Via Workers World News Service
Reprinted from the Nov. 21, 1996 issue of Workers World newspaper
The United States Immigration and Naturalization Service reported in late October that it has deported 67,000 undocumented workers in fiscal year 1996. That's a 34- percent increase over 1995.
In California, deportations of undocumented workers jumped nearly 50 percent--to 30,000--during this same period.
This dramatic increase in deportations is a direct result of a campaign of increased repression being carried out by the INS under the leadership of the recently reelected President Bill Clinton and the Republican-led Congress. It coincides with a right-wing campaign that falsely blames immigrants for many ills--from unemployment to school overcrowding--that are actually the fault of capitalism.

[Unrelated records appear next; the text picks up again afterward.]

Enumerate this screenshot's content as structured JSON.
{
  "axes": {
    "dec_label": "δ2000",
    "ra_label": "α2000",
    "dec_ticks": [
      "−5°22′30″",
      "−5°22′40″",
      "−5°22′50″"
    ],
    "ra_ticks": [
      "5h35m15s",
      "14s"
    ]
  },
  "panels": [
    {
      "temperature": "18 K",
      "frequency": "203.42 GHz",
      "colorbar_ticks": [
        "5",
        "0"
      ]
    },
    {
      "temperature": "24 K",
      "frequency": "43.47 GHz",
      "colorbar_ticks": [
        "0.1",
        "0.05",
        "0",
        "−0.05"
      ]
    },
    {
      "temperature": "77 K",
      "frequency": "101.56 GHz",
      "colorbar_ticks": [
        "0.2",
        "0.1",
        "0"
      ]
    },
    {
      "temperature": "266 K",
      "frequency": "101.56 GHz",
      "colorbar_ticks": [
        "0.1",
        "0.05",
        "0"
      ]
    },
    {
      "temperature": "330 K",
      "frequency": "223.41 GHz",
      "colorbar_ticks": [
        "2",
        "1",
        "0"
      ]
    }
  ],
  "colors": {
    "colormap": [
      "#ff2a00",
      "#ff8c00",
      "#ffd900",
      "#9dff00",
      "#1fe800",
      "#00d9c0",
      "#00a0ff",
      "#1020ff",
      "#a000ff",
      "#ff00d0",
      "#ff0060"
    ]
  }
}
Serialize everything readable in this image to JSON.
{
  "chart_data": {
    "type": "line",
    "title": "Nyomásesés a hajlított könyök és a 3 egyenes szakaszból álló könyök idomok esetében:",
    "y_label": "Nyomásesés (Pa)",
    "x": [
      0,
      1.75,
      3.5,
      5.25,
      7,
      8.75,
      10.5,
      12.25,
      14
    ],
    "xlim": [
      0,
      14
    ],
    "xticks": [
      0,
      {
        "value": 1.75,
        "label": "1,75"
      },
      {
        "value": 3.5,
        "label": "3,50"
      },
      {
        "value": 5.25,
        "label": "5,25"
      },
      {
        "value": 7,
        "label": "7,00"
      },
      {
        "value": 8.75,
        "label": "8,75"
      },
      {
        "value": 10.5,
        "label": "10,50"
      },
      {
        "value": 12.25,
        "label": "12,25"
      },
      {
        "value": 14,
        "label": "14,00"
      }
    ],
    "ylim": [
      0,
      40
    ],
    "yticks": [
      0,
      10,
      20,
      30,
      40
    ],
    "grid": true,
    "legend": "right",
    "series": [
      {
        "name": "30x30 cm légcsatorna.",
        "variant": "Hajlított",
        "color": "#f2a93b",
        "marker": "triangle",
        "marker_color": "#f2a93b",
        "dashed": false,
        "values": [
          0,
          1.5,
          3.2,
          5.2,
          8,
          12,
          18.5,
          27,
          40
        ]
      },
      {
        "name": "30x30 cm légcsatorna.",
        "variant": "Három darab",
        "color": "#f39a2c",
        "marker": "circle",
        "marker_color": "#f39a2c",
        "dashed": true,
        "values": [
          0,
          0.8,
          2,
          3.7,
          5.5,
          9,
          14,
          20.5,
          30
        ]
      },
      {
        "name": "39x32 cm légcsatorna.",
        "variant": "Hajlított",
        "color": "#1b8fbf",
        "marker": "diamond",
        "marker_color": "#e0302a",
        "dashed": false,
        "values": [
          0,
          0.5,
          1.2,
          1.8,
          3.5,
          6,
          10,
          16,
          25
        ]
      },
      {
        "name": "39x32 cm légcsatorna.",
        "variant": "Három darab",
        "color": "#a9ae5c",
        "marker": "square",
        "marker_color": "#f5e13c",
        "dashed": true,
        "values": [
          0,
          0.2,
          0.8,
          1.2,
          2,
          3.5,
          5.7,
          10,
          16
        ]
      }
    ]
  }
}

On Sept. 30 Congress passed a new immigration bill. Clinton quickly signed it. The law provides for deploying 1,200 more armed border patrol officers and hiring 900 more INS investigators with broader deportation powers.
It also denies all federally funded public-assistance programs to undocumented people, whom the law calls "illegal immigrants."
In addition, the recently passed attack on the poor known as the Welfare Reform Act threatens to deny many forms of federal assistance to legal resident immigrants. Undocumented people are already denied these services.
The key precursor to these racist and unjust laws was Proposition 187, passed in California in 1994 and now on hold pending a court decision. Proposition 187 denies education and health care to undocumented workers.
In answer to such stepped-up assaults, the immigrant communities, led by Latino immigrants, have been organizing. On Oct. 12, a nationwide protest took place in Washington. Tens of thousands of immigrants, mostly Latinos, marched and rallied for immigrant and civil rights.
This movement is reaching out to all U.S. workers by showing how dangerous it is to be divided on the basis of "legal" and "illegal" and by putting forward demands such as free public education from kindergarten through university and expanded health services.